Left ventricular ejection fraction decrease: Left ventricular ejection fraction (LVEF) decrease has been observed with anti-HER2 therapies. Standard cardiac function testing (echocardiogram or MUGA [multigated acquisition] scanning) should be performed to assess LVEF prior to initiation of Enhertu and at regular intervals during treatment as clinically indicated.
LVEF decrease should be managed through treatment interruption. Enhertu should be permanently discontinued if LVEF of less than 40% or absolute decrease from baseline of greater than 20% is confirmed. Enhertu should be permanently discontinued in patients with symptomatic congestive heart failure (CHF) (see Table 5 under Dosage & Administration).
Patients with moderate or severe hepatic impairment: There are limited data in patients with moderate hepatic impairment and no data in patients with severe hepatic impairment. As metabolism and biliary excretion are the primary routes of elimination of the topoisomerase I inhibitor, DXd, Enhertu should be administered with caution in patients with moderate and severe hepatic impairment (see Dosage & Administration and Pharmacology: Pharmacokinetics under Actions).
Effects on ability to drive and use machines: Enhertu may have a minor influence on the ability to drive and use machines. Patients should be advised to use caution when driving or operating machinery in case they experience fatigue, headache or dizziness during treatment with Enhertu (see Adverse Reactions).
Use in Pregnancy: Embryo-foetal toxicity: Enhertu can cause foetal harm when administered to a pregnant woman. In post-marketing reports, use of trastuzumab, a HER2 receptor antagonist, during pregnancy resulted in cases of oligohydramnios manifesting as fatal pulmonary hypoplasia, skeletal abnormalities and neonatal death. Based on findings in animals and its mechanism of action, the topoisomerase I inhibitor component of Enhertu, DXd, can also cause embryo-foetal harm when administered to a pregnant woman (see Use in Pregnancy & Lactation).

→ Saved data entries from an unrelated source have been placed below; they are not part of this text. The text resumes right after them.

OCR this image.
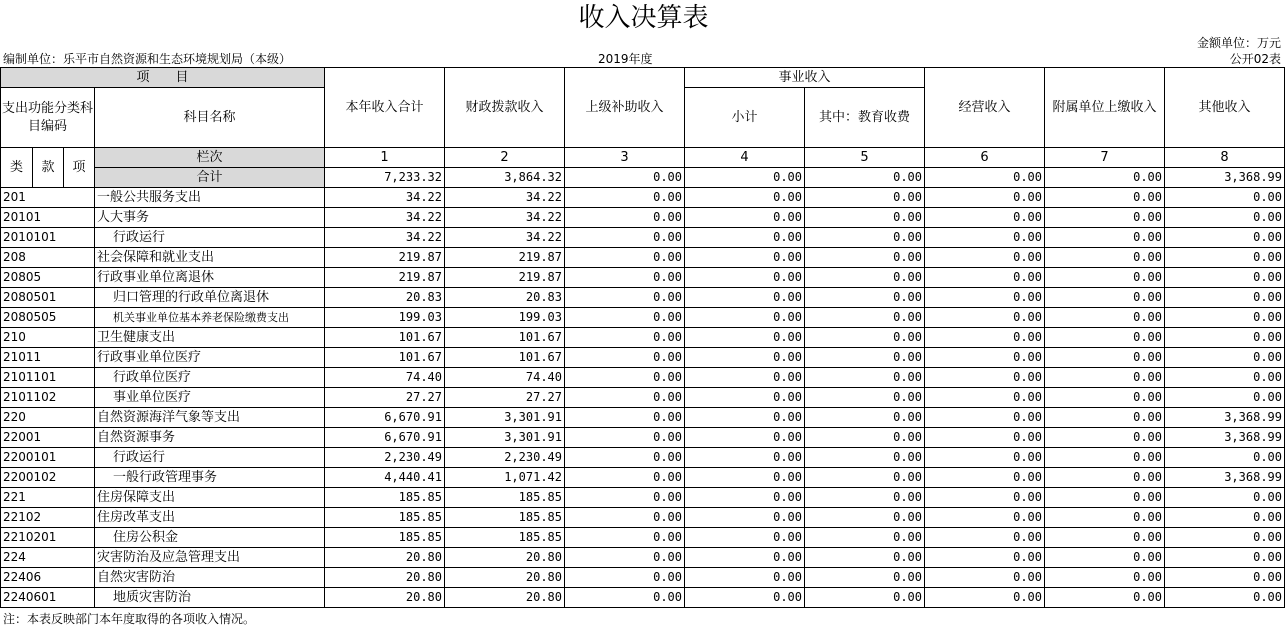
收入决算表
金额单位：万元
编制单位：乐平市自然资源和生态环境规划局（本级）	2019年度	公开02表
项　　目				本年收入合计	财政拨款收入	上级补助收入	事业收入		经营收入	附属单位上缴收入	其他收入
支出功能分类科目编码			科目名称				小计	其中：教育收费			

类	款	项	栏次	1	2	3	4	5	6	7	8
			合计	7,233.32	3,864.32	0.00	0.00	0.00	0.00	0.00	3,368.99
201			一般公共服务支出	34.22	34.22	0.00	0.00	0.00	0.00	0.00	0.00
20101			人大事务	34.22	34.22	0.00	0.00	0.00	0.00	0.00	0.00
2010101			行政运行	34.22	34.22	0.00	0.00	0.00	0.00	0.00	0.00
208			社会保障和就业支出	219.87	219.87	0.00	0.00	0.00	0.00	0.00	0.00
20805			行政事业单位离退休	219.87	219.87	0.00	0.00	0.00	0.00	0.00	0.00
2080501			归口管理的行政单位离退休	20.83	20.83	0.00	0.00	0.00	0.00	0.00	0.00
2080505			机关事业单位基本养老保险缴费支出	199.03	199.03	0.00	0.00	0.00	0.00	0.00	0.00
210			卫生健康支出	101.67	101.67	0.00	0.00	0.00	0.00	0.00	0.00
21011			行政事业单位医疗	101.67	101.67	0.00	0.00	0.00	0.00	0.00	0.00
2101101			行政单位医疗	74.40	74.40	0.00	0.00	0.00	0.00	0.00	0.00
2101102			事业单位医疗	27.27	27.27	0.00	0.00	0.00	0.00	0.00	0.00
220			自然资源海洋气象等支出	6,670.91	3,301.91	0.00	0.00	0.00	0.00	0.00	3,368.99
22001			自然资源事务	6,670.91	3,301.91	0.00	0.00	0.00	0.00	0.00	3,368.99
2200101			行政运行	2,230.49	2,230.49	0.00	0.00	0.00	0.00	0.00	0.00
2200102			一般行政管理事务	4,440.41	1,071.42	0.00	0.00	0.00	0.00	0.00	3,368.99
221			住房保障支出	185.85	185.85	0.00	0.00	0.00	0.00	0.00	0.00
22102			住房改革支出	185.85	185.85	0.00	0.00	0.00	0.00	0.00	0.00
2210201			住房公积金	185.85	185.85	0.00	0.00	0.00	0.00	0.00	0.00
224			灾害防治及应急管理支出	20.80	20.80	0.00	0.00	0.00	0.00	0.00	0.00
22406			自然灾害防治	20.80	20.80	0.00	0.00	0.00	0.00	0.00	0.00
2240601			地质灾害防治	20.80	20.80	0.00	0.00	0.00	0.00	0.00	0.00
注：本表反映部门本年度取得的各项收入情况。
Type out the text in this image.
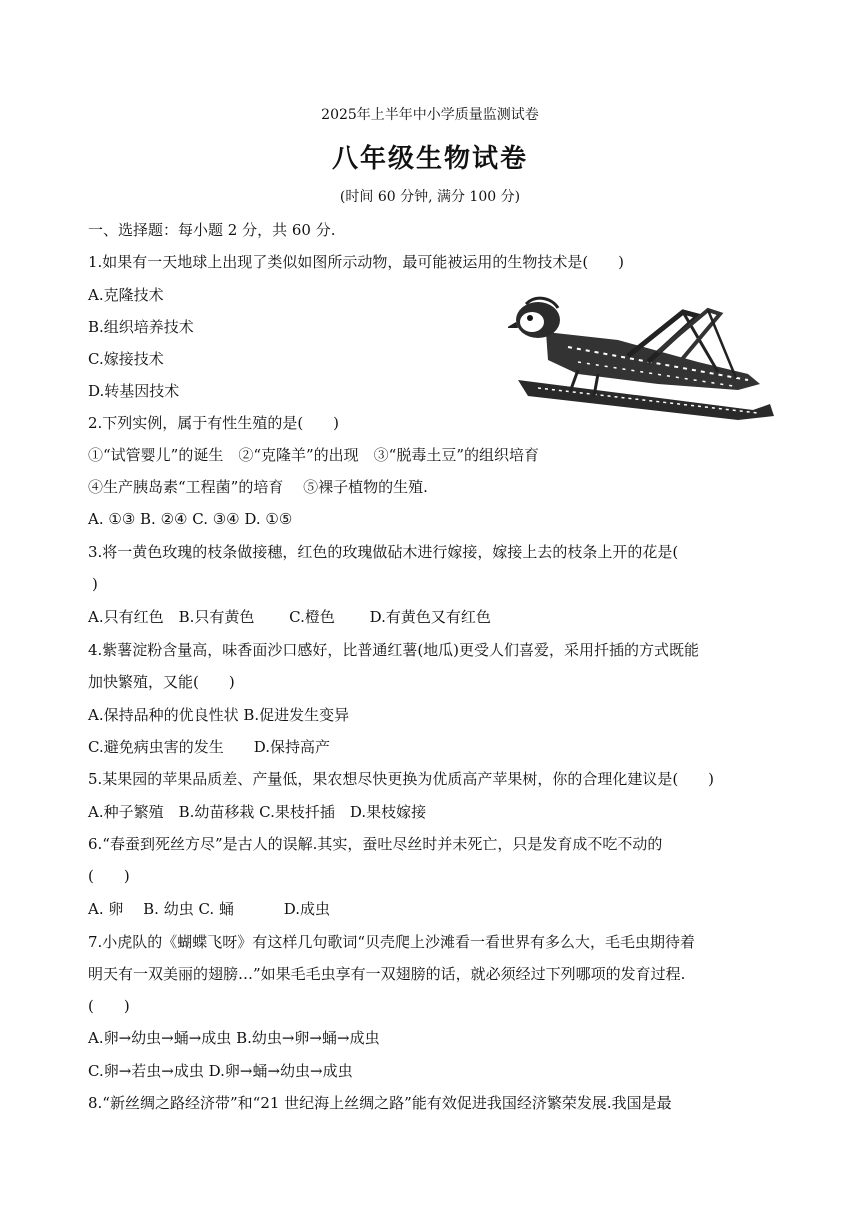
2025年上半年中小学质量监测试卷
八年级生物试卷
(时间 60 分钟, 满分 100 分)
一、选择题：每小题 2 分，共 60 分.
1.如果有一天地球上出现了类似如图所示动物，最可能被运用的生物技术是(　　)
A.克隆技术
B.组织培养技术
C.嫁接技术
D.转基因技术
2.下列实例，属于有性生殖的是(　　)
①“试管婴儿”的诞生　②“克隆羊”的出现　③“脱毒土豆”的组织培育
④生产胰岛素“工程菌”的培育　 ⑤裸子植物的生殖.
A. ①③ B. ②④ C. ③④ D. ①⑤
3.将一黄色玫瑰的枝条做接穗，红色的玫瑰做砧木进行嫁接，嫁接上去的枝条上开的花是(
)
A.只有红色　B.只有黄色　　 C.橙色　　 D.有黄色又有红色
4.紫薯淀粉含量高，味香面沙口感好，比普通红薯(地瓜)更受人们喜爱，采用扦插的方式既能
加快繁殖，又能(　　)
A.保持品种的优良性状 B.促进发生变异
C.避免病虫害的发生　　D.保持高产
5.某果园的苹果品质差、产量低，果农想尽快更换为优质高产苹果树，你的合理化建议是(　　)
A.种子繁殖　B.幼苗移栽 C.果枝扦插　D.果枝嫁接
6.“春蚕到死丝方尽”是古人的误解.其实，蚕吐尽丝时并未死亡，只是发育成不吃不动的
(　　)
A. 卵　 B. 幼虫 C. 蛹　　　 D.成虫
7.小虎队的《蝴蝶飞呀》有这样几句歌词“贝壳爬上沙滩看一看世界有多么大，毛毛虫期待着
明天有一双美丽的翅膀…”如果毛毛虫享有一双翅膀的话，就必须经过下列哪项的发育过程.
(　　)
A.卵→幼虫→蛹→成虫 B.幼虫→卵→蛹→成虫
C.卵→若虫→成虫 D.卵→蛹→幼虫→成虫
8.“新丝绸之路经济带”和“21 世纪海上丝绸之路”能有效促进我国经济繁荣发展.我国是最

The pregnancy status of females of reproductive potential should be verified prior to the initiation of Enhertu. The patient should be informed of the potential risks to the foetus. Females of reproductive potential should be advised to use effective contraception during treatment and for at least 7 months following the last dose of Enhertu. Male patients with female partners of reproductive potential should be advised to use effective contraception during treatment with Enhertu and for at least 4 months after the last dose of Enhertu (see Use in Pregnancy & Lactation).